Parse::RecDescent is slower than simple regular expressions. Since it
recursively descends through its set of rules, the more rules, the
longer it takes to run. Parse::RecDescent currently must read in the
entire text being parsed, which can be a problem if you are parsing a
gigabyte-sized file. And Parse::RecDescent has an additional learning
curve above and beyond perl's regular expressions. Parse::RecDescent
uses perl"s regular expression patterns in its pattern matching,
so you need to learn basic regular expression patterns before you use
Parse::RecDescent.
If
the data you are mining is fairly complex, and normal regular
expressions are becoming difficult to manage, then Parse::RecDescent
would be the next logical module to look at.
22 Perl, GUI,
and Tk
So
far, all the examples have had a command line interface. User input
and output occurred through the same command line used to execute the
perl script itself. Perl has a Graphical User Interface (GUI) toolkit
module available on CPAN called Tk.
cpan> install Tk
The
Tk module is a GUI toolkit that contains a plethora of buttons and
labels and entry items and other widgets needed to create a graphical
user interface to your scripts. Once installed, the Tk module has a
widget demonstration program that can be run from the command line to
see what widgets are available and what they look like. At the
command line, type "widget" to run the demonstration
program.
> widget
Here
is a simple "hello world" style program using Tk:
use Tk;
my $top=new MainWindow;
$top->Button (
-text=>"Hello",
-command=>sub{print "Hi\n";}
)->grid(-row=>1,-column=>1);
MainLoop;
When
the above example is executed, a small GUI will popup on the screen
(the MainWindow item) with a button (the $top->Button call)
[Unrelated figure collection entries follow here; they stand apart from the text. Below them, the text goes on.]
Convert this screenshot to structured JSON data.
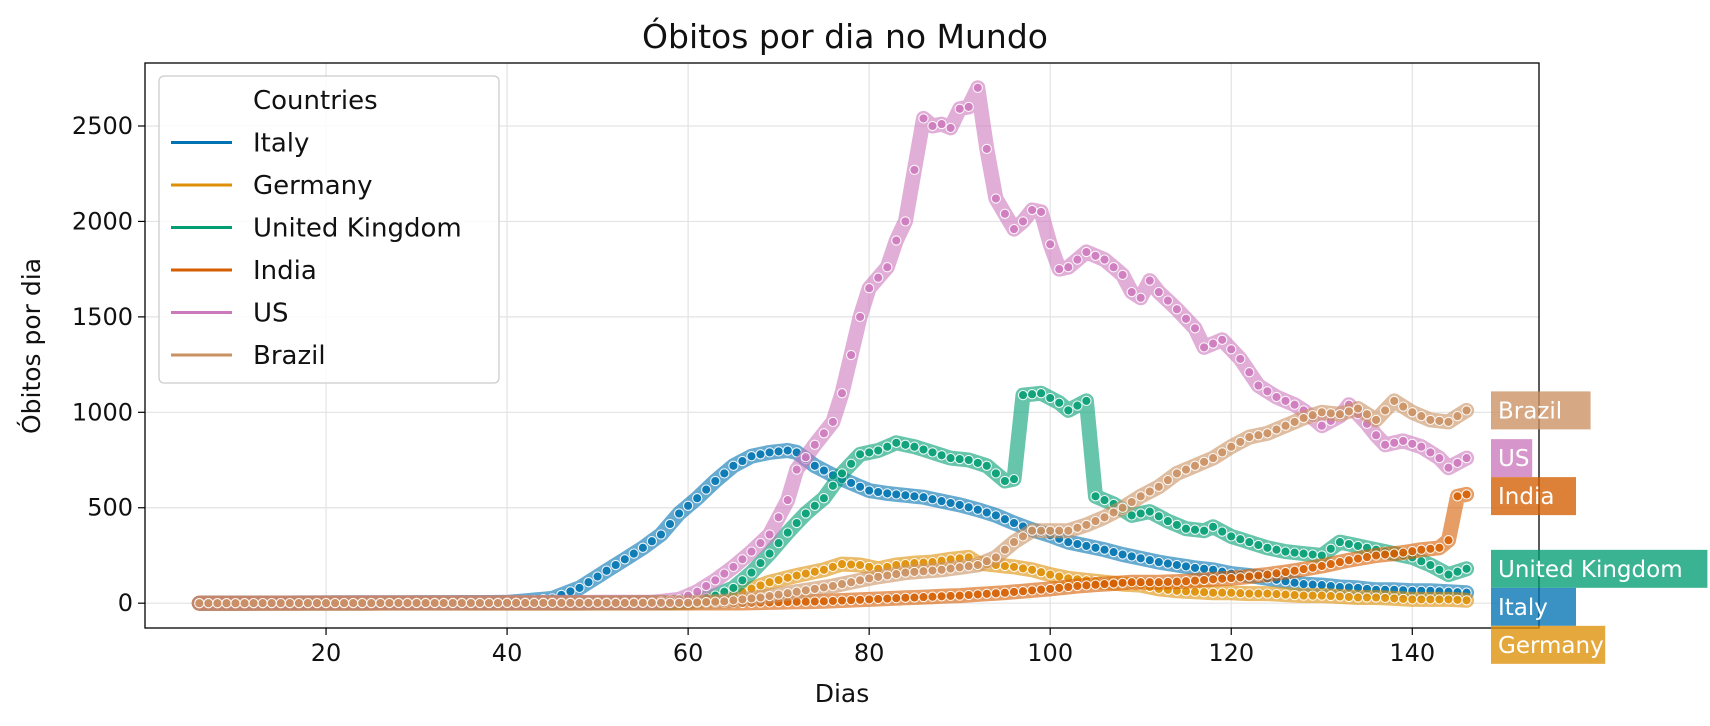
{
  "chart_data": {
    "type": "line",
    "title": "Óbitos por dia no Mundo",
    "xlabel": "Dias",
    "ylabel": "Óbitos por dia",
    "xlim": [
      0,
      154
    ],
    "ylim": [
      -130,
      2830
    ],
    "xticks": [
      20,
      40,
      60,
      80,
      100,
      120,
      140
    ],
    "yticks": [
      0,
      500,
      1000,
      1500,
      2000,
      2500
    ],
    "grid": true,
    "legend": {
      "title": "Countries",
      "placement": "top-left"
    },
    "x_start": 6,
    "x_end": 146,
    "series": [
      {
        "name": "Italy",
        "color": "#0173b2",
        "keypoints": [
          [
            6,
            0
          ],
          [
            40,
            4
          ],
          [
            45,
            25
          ],
          [
            48,
            80
          ],
          [
            50,
            140
          ],
          [
            52,
            200
          ],
          [
            55,
            290
          ],
          [
            57,
            360
          ],
          [
            59,
            470
          ],
          [
            61,
            550
          ],
          [
            63,
            640
          ],
          [
            65,
            720
          ],
          [
            67,
            770
          ],
          [
            69,
            790
          ],
          [
            71,
            800
          ],
          [
            72,
            790
          ],
          [
            74,
            720
          ],
          [
            76,
            670
          ],
          [
            78,
            630
          ],
          [
            80,
            590
          ],
          [
            82,
            575
          ],
          [
            84,
            565
          ],
          [
            86,
            555
          ],
          [
            88,
            535
          ],
          [
            90,
            515
          ],
          [
            92,
            490
          ],
          [
            94,
            460
          ],
          [
            96,
            420
          ],
          [
            98,
            385
          ],
          [
            100,
            355
          ],
          [
            102,
            320
          ],
          [
            104,
            300
          ],
          [
            106,
            280
          ],
          [
            108,
            255
          ],
          [
            110,
            235
          ],
          [
            112,
            215
          ],
          [
            114,
            200
          ],
          [
            116,
            185
          ],
          [
            118,
            175
          ],
          [
            120,
            155
          ],
          [
            122,
            145
          ],
          [
            124,
            130
          ],
          [
            126,
            115
          ],
          [
            128,
            100
          ],
          [
            130,
            95
          ],
          [
            132,
            85
          ],
          [
            134,
            80
          ],
          [
            136,
            70
          ],
          [
            138,
            70
          ],
          [
            140,
            65
          ],
          [
            142,
            65
          ],
          [
            144,
            60
          ],
          [
            146,
            55
          ]
        ]
      },
      {
        "name": "Germany",
        "color": "#de8f05",
        "keypoints": [
          [
            6,
            0
          ],
          [
            60,
            2
          ],
          [
            63,
            20
          ],
          [
            66,
            60
          ],
          [
            69,
            110
          ],
          [
            72,
            145
          ],
          [
            75,
            175
          ],
          [
            77,
            205
          ],
          [
            79,
            200
          ],
          [
            81,
            180
          ],
          [
            83,
            200
          ],
          [
            85,
            210
          ],
          [
            87,
            215
          ],
          [
            89,
            230
          ],
          [
            91,
            240
          ],
          [
            92,
            210
          ],
          [
            94,
            200
          ],
          [
            96,
            190
          ],
          [
            98,
            175
          ],
          [
            100,
            150
          ],
          [
            102,
            130
          ],
          [
            104,
            120
          ],
          [
            106,
            110
          ],
          [
            108,
            100
          ],
          [
            110,
            95
          ],
          [
            112,
            75
          ],
          [
            114,
            65
          ],
          [
            116,
            60
          ],
          [
            118,
            55
          ],
          [
            120,
            55
          ],
          [
            122,
            50
          ],
          [
            124,
            50
          ],
          [
            126,
            45
          ],
          [
            128,
            40
          ],
          [
            130,
            40
          ],
          [
            132,
            35
          ],
          [
            134,
            30
          ],
          [
            136,
            30
          ],
          [
            138,
            25
          ],
          [
            140,
            20
          ],
          [
            142,
            20
          ],
          [
            144,
            20
          ],
          [
            146,
            15
          ]
        ]
      },
      {
        "name": "United Kingdom",
        "color": "#029e73",
        "keypoints": [
          [
            6,
            0
          ],
          [
            58,
            2
          ],
          [
            61,
            15
          ],
          [
            63,
            40
          ],
          [
            65,
            80
          ],
          [
            67,
            160
          ],
          [
            69,
            260
          ],
          [
            71,
            370
          ],
          [
            73,
            470
          ],
          [
            75,
            550
          ],
          [
            77,
            680
          ],
          [
            79,
            780
          ],
          [
            81,
            800
          ],
          [
            83,
            840
          ],
          [
            85,
            820
          ],
          [
            87,
            790
          ],
          [
            89,
            760
          ],
          [
            91,
            750
          ],
          [
            93,
            720
          ],
          [
            95,
            640
          ],
          [
            96,
            650
          ],
          [
            97,
            1090
          ],
          [
            99,
            1100
          ],
          [
            101,
            1050
          ],
          [
            102,
            1010
          ],
          [
            104,
            1060
          ],
          [
            105,
            560
          ],
          [
            107,
            520
          ],
          [
            109,
            460
          ],
          [
            111,
            480
          ],
          [
            113,
            430
          ],
          [
            115,
            390
          ],
          [
            117,
            380
          ],
          [
            118,
            400
          ],
          [
            120,
            350
          ],
          [
            122,
            320
          ],
          [
            124,
            290
          ],
          [
            126,
            270
          ],
          [
            128,
            260
          ],
          [
            130,
            250
          ],
          [
            132,
            320
          ],
          [
            134,
            300
          ],
          [
            136,
            280
          ],
          [
            138,
            260
          ],
          [
            140,
            240
          ],
          [
            142,
            200
          ],
          [
            144,
            150
          ],
          [
            146,
            180
          ]
        ]
      },
      {
        "name": "India",
        "color": "#d55e00",
        "keypoints": [
          [
            6,
            0
          ],
          [
            66,
            1
          ],
          [
            70,
            5
          ],
          [
            75,
            10
          ],
          [
            80,
            20
          ],
          [
            85,
            30
          ],
          [
            90,
            40
          ],
          [
            95,
            55
          ],
          [
            100,
            75
          ],
          [
            103,
            90
          ],
          [
            106,
            100
          ],
          [
            109,
            110
          ],
          [
            112,
            110
          ],
          [
            115,
            115
          ],
          [
            118,
            125
          ],
          [
            121,
            135
          ],
          [
            124,
            150
          ],
          [
            127,
            170
          ],
          [
            130,
            195
          ],
          [
            133,
            225
          ],
          [
            136,
            250
          ],
          [
            139,
            265
          ],
          [
            141,
            280
          ],
          [
            143,
            290
          ],
          [
            144,
            330
          ],
          [
            145,
            560
          ],
          [
            146,
            570
          ]
        ]
      },
      {
        "name": "US",
        "color": "#cc78bc",
        "keypoints": [
          [
            6,
            0
          ],
          [
            56,
            5
          ],
          [
            59,
            20
          ],
          [
            61,
            60
          ],
          [
            63,
            120
          ],
          [
            65,
            190
          ],
          [
            67,
            270
          ],
          [
            69,
            360
          ],
          [
            70,
            450
          ],
          [
            71,
            540
          ],
          [
            72,
            700
          ],
          [
            74,
            830
          ],
          [
            76,
            950
          ],
          [
            77,
            1100
          ],
          [
            78,
            1300
          ],
          [
            79,
            1500
          ],
          [
            80,
            1650
          ],
          [
            82,
            1760
          ],
          [
            83,
            1900
          ],
          [
            84,
            2000
          ],
          [
            85,
            2270
          ],
          [
            86,
            2540
          ],
          [
            87,
            2500
          ],
          [
            88,
            2510
          ],
          [
            89,
            2490
          ],
          [
            90,
            2590
          ],
          [
            91,
            2600
          ],
          [
            92,
            2700
          ],
          [
            93,
            2380
          ],
          [
            94,
            2120
          ],
          [
            96,
            1960
          ],
          [
            97,
            2000
          ],
          [
            98,
            2060
          ],
          [
            99,
            2050
          ],
          [
            100,
            1880
          ],
          [
            101,
            1750
          ],
          [
            102,
            1760
          ],
          [
            104,
            1840
          ],
          [
            106,
            1800
          ],
          [
            108,
            1720
          ],
          [
            109,
            1630
          ],
          [
            110,
            1600
          ],
          [
            111,
            1690
          ],
          [
            112,
            1630
          ],
          [
            114,
            1540
          ],
          [
            116,
            1440
          ],
          [
            117,
            1340
          ],
          [
            119,
            1380
          ],
          [
            121,
            1280
          ],
          [
            123,
            1140
          ],
          [
            125,
            1080
          ],
          [
            127,
            1040
          ],
          [
            128,
            1010
          ],
          [
            130,
            930
          ],
          [
            132,
            980
          ],
          [
            133,
            1040
          ],
          [
            135,
            940
          ],
          [
            136,
            880
          ],
          [
            137,
            830
          ],
          [
            139,
            850
          ],
          [
            141,
            820
          ],
          [
            143,
            760
          ],
          [
            144,
            710
          ],
          [
            146,
            760
          ]
        ]
      },
      {
        "name": "Brazil",
        "color": "#ca9161",
        "keypoints": [
          [
            6,
            0
          ],
          [
            60,
            2
          ],
          [
            64,
            10
          ],
          [
            68,
            30
          ],
          [
            72,
            60
          ],
          [
            76,
            90
          ],
          [
            80,
            130
          ],
          [
            84,
            160
          ],
          [
            88,
            175
          ],
          [
            92,
            200
          ],
          [
            94,
            240
          ],
          [
            96,
            320
          ],
          [
            98,
            380
          ],
          [
            100,
            380
          ],
          [
            102,
            380
          ],
          [
            104,
            410
          ],
          [
            106,
            450
          ],
          [
            108,
            500
          ],
          [
            110,
            560
          ],
          [
            112,
            610
          ],
          [
            114,
            680
          ],
          [
            116,
            720
          ],
          [
            118,
            760
          ],
          [
            120,
            820
          ],
          [
            122,
            870
          ],
          [
            124,
            890
          ],
          [
            126,
            930
          ],
          [
            128,
            970
          ],
          [
            130,
            1000
          ],
          [
            132,
            990
          ],
          [
            134,
            1020
          ],
          [
            136,
            960
          ],
          [
            138,
            1060
          ],
          [
            140,
            1000
          ],
          [
            142,
            960
          ],
          [
            144,
            950
          ],
          [
            146,
            1010
          ]
        ]
      }
    ],
    "end_labels": [
      {
        "series": "Brazil",
        "text": "Brazil"
      },
      {
        "series": "US",
        "text": "US"
      },
      {
        "series": "India",
        "text": "India"
      },
      {
        "series": "United Kingdom",
        "text": "United Kingdom"
      },
      {
        "series": "Italy",
        "text": "Italy"
      },
      {
        "series": "Germany",
        "text": "Germany"
      }
    ]
  }
}
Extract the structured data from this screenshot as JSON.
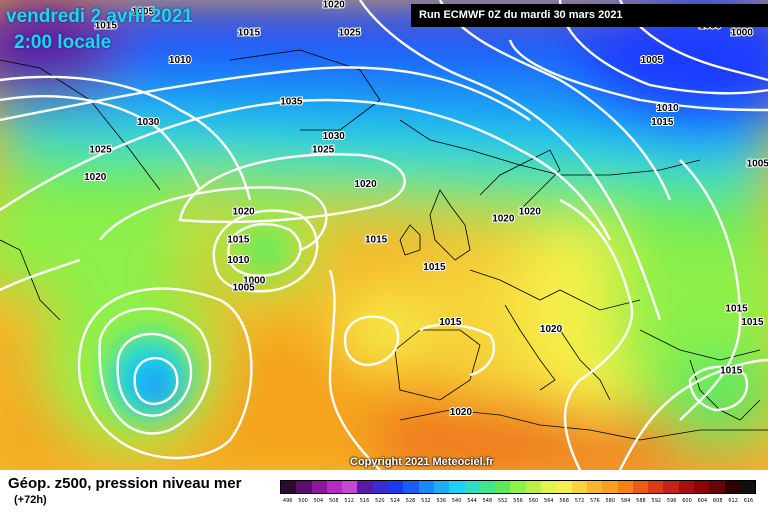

labeled "Hello" (the -text option). When the mouse
left-clicks on the button, the word "Hi" is printed to the
command line (the -command option). The ->grid method invokes the
geometry manager on the widget and places it somewhere in the GUI
(without geometry management, the widget will not show up in the
GUI). The MainLoop is a subroutine call that invokes the event loop,
drawing the GUI, responding to button clicks, etc.
Several
large books have been written about the Tk GUI toolkit for perl. And
it would be impossible to give any decent introduction to this module
in a page or two. If you plan on creating GUI's in your scripts, I
recommend the "Mastering Perl/Tk" book.